A Leonardo DiCaprio me gusta imaginármelo como uno de esos millonarios excéntricos, con varias mansiones repartidas por el mundo, que se dedica a gastar el dinero de las formas más surrealistas que existen solo porque puede. Como puede ser ganarle una cabeza de dinosaurio a Nicolas Cage en una subasta, o construirse una réplica de un premio Oscar de 15 metros de altura. Porque a DiCaprio, me gusta imaginármelo, también, como la víctima de una malsana obsesión, ya sea por conseguir que la Academia le dé su condenado premio, o por salvar a todavía más especies en peligro de extinción.
Porque DiCaprio hace tiempo que se ha quitado de encima su imagen de mojabragas sin pajolera idea de interpretación, para lo cual ha ayudado mucho que se haya convertido en el actor fetiche de ese monstruo (en el buen sentido) italoamericano llamado Martin Scorsese, con quien lleva trabajando ya más de 10 años. Esto mismo, por cierto, es una de las causas probables de que público y crítica lo adoren pero en la Academia se rían de él, ya que el propio Scorsese ha sido, durante años, otro de los grandes apestados por este colectivo. Para El lobo de Wall Street, esta sociedad, responsable de películas como Gangs of New York, Infiltrados o Shutter Island, dejaron el guión en manos de Terence Winter, guionista de Los Soprano y Boardwalk Empire, y showrunner de esta última. Poca broma.

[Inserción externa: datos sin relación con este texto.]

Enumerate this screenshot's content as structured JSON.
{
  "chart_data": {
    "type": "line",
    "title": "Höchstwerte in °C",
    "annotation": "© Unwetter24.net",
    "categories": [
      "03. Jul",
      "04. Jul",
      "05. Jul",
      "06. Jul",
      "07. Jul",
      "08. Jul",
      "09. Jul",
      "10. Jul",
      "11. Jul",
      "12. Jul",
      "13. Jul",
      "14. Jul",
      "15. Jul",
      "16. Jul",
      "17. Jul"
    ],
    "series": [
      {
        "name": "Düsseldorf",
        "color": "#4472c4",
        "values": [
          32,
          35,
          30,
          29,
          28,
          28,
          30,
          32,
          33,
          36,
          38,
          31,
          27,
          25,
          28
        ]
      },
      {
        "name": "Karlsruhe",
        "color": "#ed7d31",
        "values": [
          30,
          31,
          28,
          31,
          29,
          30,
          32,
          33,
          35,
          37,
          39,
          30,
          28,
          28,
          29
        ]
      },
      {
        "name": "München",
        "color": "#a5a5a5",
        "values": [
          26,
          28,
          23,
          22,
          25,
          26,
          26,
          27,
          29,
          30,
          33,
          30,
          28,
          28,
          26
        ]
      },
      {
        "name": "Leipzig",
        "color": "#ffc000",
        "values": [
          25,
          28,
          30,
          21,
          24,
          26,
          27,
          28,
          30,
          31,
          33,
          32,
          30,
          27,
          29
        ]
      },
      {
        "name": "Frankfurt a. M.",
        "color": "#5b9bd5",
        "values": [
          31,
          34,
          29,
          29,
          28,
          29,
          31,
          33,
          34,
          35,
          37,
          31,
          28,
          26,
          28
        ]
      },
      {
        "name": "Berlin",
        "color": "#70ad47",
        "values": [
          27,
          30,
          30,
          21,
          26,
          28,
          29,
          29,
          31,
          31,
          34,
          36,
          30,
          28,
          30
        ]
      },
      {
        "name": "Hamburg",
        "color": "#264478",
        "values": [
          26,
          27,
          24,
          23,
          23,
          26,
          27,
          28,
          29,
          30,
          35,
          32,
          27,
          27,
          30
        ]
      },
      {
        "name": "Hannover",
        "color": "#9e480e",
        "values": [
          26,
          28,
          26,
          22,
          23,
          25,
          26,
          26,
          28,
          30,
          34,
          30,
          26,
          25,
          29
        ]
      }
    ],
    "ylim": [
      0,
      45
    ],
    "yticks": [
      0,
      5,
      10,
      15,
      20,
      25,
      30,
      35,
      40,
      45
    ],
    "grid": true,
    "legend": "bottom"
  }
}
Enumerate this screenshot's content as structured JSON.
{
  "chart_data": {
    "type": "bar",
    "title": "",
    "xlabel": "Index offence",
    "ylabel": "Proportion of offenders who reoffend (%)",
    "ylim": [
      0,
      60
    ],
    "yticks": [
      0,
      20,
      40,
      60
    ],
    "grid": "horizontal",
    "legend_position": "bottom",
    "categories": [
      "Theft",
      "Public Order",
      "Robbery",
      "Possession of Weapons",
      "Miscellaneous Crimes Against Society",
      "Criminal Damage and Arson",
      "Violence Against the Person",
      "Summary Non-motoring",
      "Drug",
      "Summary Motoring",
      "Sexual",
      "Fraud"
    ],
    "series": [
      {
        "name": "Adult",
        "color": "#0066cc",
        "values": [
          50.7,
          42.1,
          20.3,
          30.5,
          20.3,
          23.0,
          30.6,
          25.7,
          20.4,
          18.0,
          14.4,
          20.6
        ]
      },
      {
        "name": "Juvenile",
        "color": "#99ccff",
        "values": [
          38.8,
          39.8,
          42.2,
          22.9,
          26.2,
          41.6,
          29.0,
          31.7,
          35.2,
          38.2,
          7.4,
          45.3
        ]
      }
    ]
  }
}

Además, El lobo de Wall Street resulta mucho más divertido si te paras a pensar que Jordan Belfort, el mamonazo que estafó a miles de personas y defraudó al fisco, es una persona real. Una que se desintoxicó, de verdad, y que luego escribió un libro, que luego decidieron convertir en película, y para lo cual, quisieron llamarle. Porque Jordan Belfort, el ex-broker/ex-drogadicto/escritor/coach, sale en El lobo de Wall Street. Tiene un cameo como presentador de la conferencia de Auckland, Nueva Zelanda. Si, ese.

En definitiva: una película que me ha tenido 3 horas riendome a carcajada limpia, que me perdonen los puristas, pero no puede ser mala.